Re: Qemu + VFIO GPU RadeonRX 550 + AmigaOS4 extremely slow

Posted on: 2024/6/24 2:26 #117

Home away from home

@nikitas

Quote:

Can't say about real hardware. But if you'd like to know about QEMU PegasosII then...

"System doesn't have full memory coherence. Compensating..."

Yeah, that comes from the RadeonHD/RX driver. There is no proper memory coherency test. Instead, it's based on what motherboard it's being run on.

Quote:

What does it mean the "Inactive" in the Composition field on Sysmon app?

No idea.

Your trouble with interrupts being enabled suggests that some interrupts are being missed.

Hans

Join Kea Campus' Amiga Corner and support Amiga content creation
https://keasigmadelta.com/ - see more of my work

Re: Qemu + VFIO GPU RadeonRX 550 + AmigaOS4 extremely slow

Posted on: 2024/6/24 4:55 #118

Just can't stay away

@Hans
Quote:

Dcba was removed because it's a potential security threat. Data previously in the cache line could end up being written to totally different memory, and accessed from there. This bypasses memory protection. Zeroing the cache line prevents any data leaks.

At least on some CPUs with DCBA support, for example 405 and 74[45]x, DCBA sets the cache line to 0 as well.
On those CPUs the difference between DCBA and DCBZ is just that DCBA is a no-op on cache-inhibited and write-through memory while DCBZ causes an alignment exception and the kernel alignment exception handler sets the 32 bytes in memory to 0, which is very slow.

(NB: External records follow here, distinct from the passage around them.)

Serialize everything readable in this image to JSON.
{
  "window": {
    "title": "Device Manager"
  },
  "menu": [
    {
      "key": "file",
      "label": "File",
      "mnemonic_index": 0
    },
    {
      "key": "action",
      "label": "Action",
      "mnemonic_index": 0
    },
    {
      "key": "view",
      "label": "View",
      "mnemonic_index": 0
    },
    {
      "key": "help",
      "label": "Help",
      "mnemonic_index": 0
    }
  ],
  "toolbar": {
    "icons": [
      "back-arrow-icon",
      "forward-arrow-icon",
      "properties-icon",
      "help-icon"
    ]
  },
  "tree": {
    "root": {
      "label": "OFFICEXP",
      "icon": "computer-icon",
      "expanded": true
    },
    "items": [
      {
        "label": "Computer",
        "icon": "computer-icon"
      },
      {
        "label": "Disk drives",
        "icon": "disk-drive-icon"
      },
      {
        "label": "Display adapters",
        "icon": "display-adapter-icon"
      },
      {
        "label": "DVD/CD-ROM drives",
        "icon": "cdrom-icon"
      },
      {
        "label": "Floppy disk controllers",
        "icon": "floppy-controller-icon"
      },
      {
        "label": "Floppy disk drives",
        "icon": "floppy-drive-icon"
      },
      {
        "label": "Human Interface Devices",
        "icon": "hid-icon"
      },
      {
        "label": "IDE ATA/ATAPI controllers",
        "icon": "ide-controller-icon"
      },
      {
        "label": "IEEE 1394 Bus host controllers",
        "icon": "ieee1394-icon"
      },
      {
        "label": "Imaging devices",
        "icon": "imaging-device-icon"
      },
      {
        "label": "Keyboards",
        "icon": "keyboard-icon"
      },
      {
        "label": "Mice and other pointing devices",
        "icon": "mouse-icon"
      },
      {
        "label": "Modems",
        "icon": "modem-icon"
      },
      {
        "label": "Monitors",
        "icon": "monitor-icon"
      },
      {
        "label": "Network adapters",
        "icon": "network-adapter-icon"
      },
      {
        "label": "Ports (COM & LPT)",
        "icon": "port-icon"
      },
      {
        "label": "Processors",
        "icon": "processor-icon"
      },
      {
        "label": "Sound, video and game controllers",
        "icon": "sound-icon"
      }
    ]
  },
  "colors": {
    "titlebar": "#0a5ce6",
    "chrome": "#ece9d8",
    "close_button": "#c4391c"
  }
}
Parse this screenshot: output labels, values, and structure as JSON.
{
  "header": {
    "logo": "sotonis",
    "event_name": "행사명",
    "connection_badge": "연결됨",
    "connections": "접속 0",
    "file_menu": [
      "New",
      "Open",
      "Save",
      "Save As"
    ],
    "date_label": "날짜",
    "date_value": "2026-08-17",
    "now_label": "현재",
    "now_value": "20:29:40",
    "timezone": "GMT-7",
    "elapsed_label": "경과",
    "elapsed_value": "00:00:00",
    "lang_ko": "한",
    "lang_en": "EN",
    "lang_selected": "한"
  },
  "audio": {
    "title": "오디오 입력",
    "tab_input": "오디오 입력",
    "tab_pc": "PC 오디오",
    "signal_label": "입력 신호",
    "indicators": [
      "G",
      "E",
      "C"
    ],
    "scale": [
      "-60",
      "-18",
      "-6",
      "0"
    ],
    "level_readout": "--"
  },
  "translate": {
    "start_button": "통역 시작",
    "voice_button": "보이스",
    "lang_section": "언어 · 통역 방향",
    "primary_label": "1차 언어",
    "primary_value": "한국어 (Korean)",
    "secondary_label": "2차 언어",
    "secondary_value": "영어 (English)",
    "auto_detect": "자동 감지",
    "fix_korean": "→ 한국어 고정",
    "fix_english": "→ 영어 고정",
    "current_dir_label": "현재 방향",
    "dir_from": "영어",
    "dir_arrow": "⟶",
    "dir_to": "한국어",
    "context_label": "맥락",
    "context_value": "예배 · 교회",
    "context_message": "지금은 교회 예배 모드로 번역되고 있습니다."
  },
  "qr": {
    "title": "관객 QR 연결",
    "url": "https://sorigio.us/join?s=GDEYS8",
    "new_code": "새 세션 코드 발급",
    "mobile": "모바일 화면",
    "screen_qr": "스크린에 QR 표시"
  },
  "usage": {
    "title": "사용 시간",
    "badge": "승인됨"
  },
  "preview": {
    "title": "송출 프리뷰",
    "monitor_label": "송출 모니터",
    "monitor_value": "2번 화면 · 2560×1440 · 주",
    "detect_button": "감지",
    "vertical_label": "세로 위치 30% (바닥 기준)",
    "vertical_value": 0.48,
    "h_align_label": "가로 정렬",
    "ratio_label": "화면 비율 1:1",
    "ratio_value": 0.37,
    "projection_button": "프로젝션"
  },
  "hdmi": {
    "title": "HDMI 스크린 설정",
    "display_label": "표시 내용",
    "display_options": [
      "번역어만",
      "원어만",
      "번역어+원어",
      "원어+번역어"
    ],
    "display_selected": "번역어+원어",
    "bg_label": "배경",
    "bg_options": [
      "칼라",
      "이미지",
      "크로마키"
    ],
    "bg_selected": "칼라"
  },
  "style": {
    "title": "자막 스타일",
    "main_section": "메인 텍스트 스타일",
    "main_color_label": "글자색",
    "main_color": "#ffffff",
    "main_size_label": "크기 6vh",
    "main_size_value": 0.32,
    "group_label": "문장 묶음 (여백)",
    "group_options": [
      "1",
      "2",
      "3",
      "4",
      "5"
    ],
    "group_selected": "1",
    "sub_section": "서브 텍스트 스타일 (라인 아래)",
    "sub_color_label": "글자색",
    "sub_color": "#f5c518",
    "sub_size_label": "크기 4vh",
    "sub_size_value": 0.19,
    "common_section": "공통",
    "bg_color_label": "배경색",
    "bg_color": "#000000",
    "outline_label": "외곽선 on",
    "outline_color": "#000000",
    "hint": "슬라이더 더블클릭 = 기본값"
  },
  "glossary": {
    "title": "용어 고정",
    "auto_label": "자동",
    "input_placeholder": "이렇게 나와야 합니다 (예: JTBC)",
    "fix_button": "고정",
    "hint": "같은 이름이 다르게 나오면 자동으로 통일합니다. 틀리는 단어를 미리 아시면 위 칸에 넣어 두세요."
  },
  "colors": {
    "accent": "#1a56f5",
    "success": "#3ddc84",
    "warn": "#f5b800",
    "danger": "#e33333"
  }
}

Re: Qemu + VFIO GPU RadeonRX 550 + AmigaOS4 extremely slow

Posted on: 2024/6/24 10:29 #119

Quite a regular

@nikitas
If you ask about patch 3 of the altivec 128 bit series I've linked to first then that did not apply for me cleanly either. You can try with 'git am --3way mbox' or just 'git am --skip' when you get the error for patch 3 as that is for VSX ops and the AltiVec/VMX is in patch 2 so that should be enough for us and can skip patch 3.